Jordan Martin’s Work at Kluczynski Building Wins Steinmetz Award

Awards | GBA News

GBA Associate Jordan Martin, PE, has been honored with the Charles Steinmetz Award for Technical Merit by the Electrical Association of Chicagoland.

The award is given annually to a consulting electrical engineer who has distinguished himself among his peers by innovative design of a project with greater than $1 million of electrical equipment installed. The award recognizes the work of Martin, the GBA team, the U.S. General Services Administration (GSA), and the on-site facilities staff for a project done at the John C. Kluczynski Federal Building (JCK) in Chicago’s Loop.

Completed in 1974, this historic Mies van der Rohe-designed, 45-story, 1,428,620-square-foot structure houses 23 federal agencies, including two U.S. Senators’ offices, the Department of Labor, Drug Enforcement Administration, General Services Administration, Internal Revenue Service, and Office of Personnel Management, among other tenants. This building is owned and managed by the GSA.

The goals of the project included:

  • Improving electrical reliability at JCK.
  • Reducing safety risks at JCK.
  • Providing arc flash warning labels on electrical equipment at the building, the interconnected Loop Post Office Building, and the adjacent Ralph H. Metcalfe Federal Building.
  • Avoiding disruption operations during normal office hours.

This project was undertaken to upgrade the seven existing service entrance metal clad switchgear, which were primarily original to the building. The equipment was experiencing frequent and multiple failures, as documented in reports that showed failed electrical testing components, nuisance tripping, faulty metering equipment, safety concerns, uncoordinated circuit breakers, GFI deficient circuit breakers, and unplanned partial outages.
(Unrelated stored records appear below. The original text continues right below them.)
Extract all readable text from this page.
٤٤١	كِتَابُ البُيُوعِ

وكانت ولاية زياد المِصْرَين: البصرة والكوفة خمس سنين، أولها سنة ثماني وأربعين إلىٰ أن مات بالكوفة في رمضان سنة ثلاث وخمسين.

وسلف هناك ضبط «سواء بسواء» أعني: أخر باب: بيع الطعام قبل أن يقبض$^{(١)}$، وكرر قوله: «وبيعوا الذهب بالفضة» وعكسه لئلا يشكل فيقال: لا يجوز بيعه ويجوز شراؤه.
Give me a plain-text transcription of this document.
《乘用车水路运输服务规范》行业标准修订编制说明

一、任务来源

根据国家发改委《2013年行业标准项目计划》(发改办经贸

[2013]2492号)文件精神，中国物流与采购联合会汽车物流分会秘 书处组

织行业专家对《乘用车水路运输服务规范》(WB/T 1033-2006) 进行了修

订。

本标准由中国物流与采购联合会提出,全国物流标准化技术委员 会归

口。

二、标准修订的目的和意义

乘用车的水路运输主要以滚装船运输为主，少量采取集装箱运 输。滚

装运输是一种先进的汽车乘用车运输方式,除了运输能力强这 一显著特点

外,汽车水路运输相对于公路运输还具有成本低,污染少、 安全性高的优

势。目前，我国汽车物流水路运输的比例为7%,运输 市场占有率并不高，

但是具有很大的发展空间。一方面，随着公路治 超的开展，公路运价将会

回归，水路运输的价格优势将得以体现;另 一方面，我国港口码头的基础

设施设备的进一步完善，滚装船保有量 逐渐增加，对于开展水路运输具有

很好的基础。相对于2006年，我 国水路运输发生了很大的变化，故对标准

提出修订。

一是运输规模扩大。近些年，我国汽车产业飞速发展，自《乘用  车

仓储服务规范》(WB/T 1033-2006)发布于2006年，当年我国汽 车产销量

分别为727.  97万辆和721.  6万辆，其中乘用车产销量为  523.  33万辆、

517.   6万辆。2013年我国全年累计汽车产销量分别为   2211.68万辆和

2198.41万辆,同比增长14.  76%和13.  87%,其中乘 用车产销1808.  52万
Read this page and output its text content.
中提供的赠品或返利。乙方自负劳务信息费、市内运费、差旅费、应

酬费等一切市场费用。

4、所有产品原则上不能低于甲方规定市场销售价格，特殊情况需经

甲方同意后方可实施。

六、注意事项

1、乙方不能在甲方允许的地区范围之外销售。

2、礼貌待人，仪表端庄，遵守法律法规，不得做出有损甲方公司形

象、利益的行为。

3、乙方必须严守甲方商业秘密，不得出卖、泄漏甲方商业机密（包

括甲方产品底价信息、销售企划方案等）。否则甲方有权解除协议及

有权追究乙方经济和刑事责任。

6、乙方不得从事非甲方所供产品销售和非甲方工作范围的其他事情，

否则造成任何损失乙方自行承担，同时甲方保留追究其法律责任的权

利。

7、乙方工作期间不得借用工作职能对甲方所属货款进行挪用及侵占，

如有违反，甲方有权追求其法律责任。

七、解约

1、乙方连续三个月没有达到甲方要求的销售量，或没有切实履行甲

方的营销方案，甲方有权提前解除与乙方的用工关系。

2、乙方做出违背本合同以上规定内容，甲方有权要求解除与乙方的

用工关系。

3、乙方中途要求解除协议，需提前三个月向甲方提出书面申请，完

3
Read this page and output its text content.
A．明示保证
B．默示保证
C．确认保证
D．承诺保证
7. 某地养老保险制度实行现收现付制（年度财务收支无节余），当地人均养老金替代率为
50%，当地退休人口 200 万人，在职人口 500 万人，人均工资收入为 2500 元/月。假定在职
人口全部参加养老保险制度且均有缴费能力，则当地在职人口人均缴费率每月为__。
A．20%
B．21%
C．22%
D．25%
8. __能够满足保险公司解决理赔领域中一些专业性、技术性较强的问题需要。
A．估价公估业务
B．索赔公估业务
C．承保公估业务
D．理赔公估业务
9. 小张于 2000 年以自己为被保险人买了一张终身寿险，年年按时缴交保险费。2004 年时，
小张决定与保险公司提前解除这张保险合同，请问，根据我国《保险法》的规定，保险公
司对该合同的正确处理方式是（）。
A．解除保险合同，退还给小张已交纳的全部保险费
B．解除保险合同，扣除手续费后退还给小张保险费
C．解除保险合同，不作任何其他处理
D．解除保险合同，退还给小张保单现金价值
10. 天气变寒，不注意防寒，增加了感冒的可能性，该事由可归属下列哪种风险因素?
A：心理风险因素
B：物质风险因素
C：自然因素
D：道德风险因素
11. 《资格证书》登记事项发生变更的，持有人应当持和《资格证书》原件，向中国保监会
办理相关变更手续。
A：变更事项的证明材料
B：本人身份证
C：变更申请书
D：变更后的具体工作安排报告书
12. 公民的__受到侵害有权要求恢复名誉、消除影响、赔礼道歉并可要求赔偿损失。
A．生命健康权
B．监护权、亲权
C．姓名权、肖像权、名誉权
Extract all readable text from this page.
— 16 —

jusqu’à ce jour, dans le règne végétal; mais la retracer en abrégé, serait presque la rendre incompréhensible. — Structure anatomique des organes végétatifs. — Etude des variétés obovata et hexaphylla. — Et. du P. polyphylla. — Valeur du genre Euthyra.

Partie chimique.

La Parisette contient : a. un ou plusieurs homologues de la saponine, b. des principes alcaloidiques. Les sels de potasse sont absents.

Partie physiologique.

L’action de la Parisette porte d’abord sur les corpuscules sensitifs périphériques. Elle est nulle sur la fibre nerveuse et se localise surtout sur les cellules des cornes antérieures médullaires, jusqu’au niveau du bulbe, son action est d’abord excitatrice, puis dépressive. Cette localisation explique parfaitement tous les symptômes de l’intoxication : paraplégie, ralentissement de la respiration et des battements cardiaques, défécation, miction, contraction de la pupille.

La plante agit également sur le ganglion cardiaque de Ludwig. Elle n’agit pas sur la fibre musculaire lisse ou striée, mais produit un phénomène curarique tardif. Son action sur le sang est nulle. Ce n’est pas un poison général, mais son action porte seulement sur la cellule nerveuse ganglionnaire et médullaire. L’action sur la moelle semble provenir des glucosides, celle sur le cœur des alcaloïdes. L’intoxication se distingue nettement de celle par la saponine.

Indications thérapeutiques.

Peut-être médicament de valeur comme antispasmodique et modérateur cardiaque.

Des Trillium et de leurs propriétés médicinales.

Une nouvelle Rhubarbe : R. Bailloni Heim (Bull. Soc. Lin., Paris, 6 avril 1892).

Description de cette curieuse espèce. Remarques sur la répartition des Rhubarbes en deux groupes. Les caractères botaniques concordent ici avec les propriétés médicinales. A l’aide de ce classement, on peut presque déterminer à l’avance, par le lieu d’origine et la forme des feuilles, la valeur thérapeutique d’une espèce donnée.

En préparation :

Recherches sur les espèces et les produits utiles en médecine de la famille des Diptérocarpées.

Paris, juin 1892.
To minimize downtime and save building space, the project team decided to refurbish the existing switchgear instead of a complete switchgear replacement.

The switchgear was upgraded with multiple new safety and reliability features including:

  • Complete breaker refurbishment.
  • Digital adjustable L,S,I trip units.
  • Ground fault protection system replacement.
  • Digital power metering.
  • Surge protection devices.
  • Arc energy reduction maintenance switches.                            
  • Arc flash optical relay system.
  • Time-delay electrical operators.
  • Egress hardware upgrades.
  • Complete building electrical study, including a selective coordination, short circuit study.
  • Installation of arc flash warning labels.

GBA was awarded a task order by the GSA to perform the design and construction administration services for this project. Martin performed the roles of design project manager and lead electrical designer for this project.

The design outlined logistical phasing that allowed spare circuit breakers to be maintained at an off-site location before switchgear outages. This ensured that the building maintained the correct amount of appropriately sized circuit breakers to re-energize all active loads with refurbished circuit breakers. The design also required the installation of temporary power solutions for select tenants and equipment throughout the building. Temporary installations were required for the duration of four of the five partial building utility outages to keep critical loads operational.

During construction, Martin worked with the GSA Project Managers, the GSA’s Electrical Engineering Subject Matter Expert (Nathan Ingersoll), GSA property management, facility engineers, contractors, and ComEd to coordinate detailed work plans to implement equipment repairs over scheduled weekends. As part of Grumman|Butkus Associates’ construction administration contract, Martin performed shop drawing reviews, attended construction meetings, and wrote field reports and punch list documents to help align the performed work with the GSA’s project criteria.

To mitigate tenant inconveniences, the building engineers (JLL) and construction contractors (Tamsah, ABM, ABB, Jamerson & Bauwens, ComEd) worked around-the-clock over five separate weekends to perform equipment upgrades. The project construction duration was seven months. All repair work was successfully completed during scheduled shutdown timeframe requirements. Therefore, the building was able to maintain normal operating business hours for all tenants.

The project was completed in May 2020 with a total construction cost of $2.7 million. The upgrades are expected to extend the life of the switchgear for another 30 years.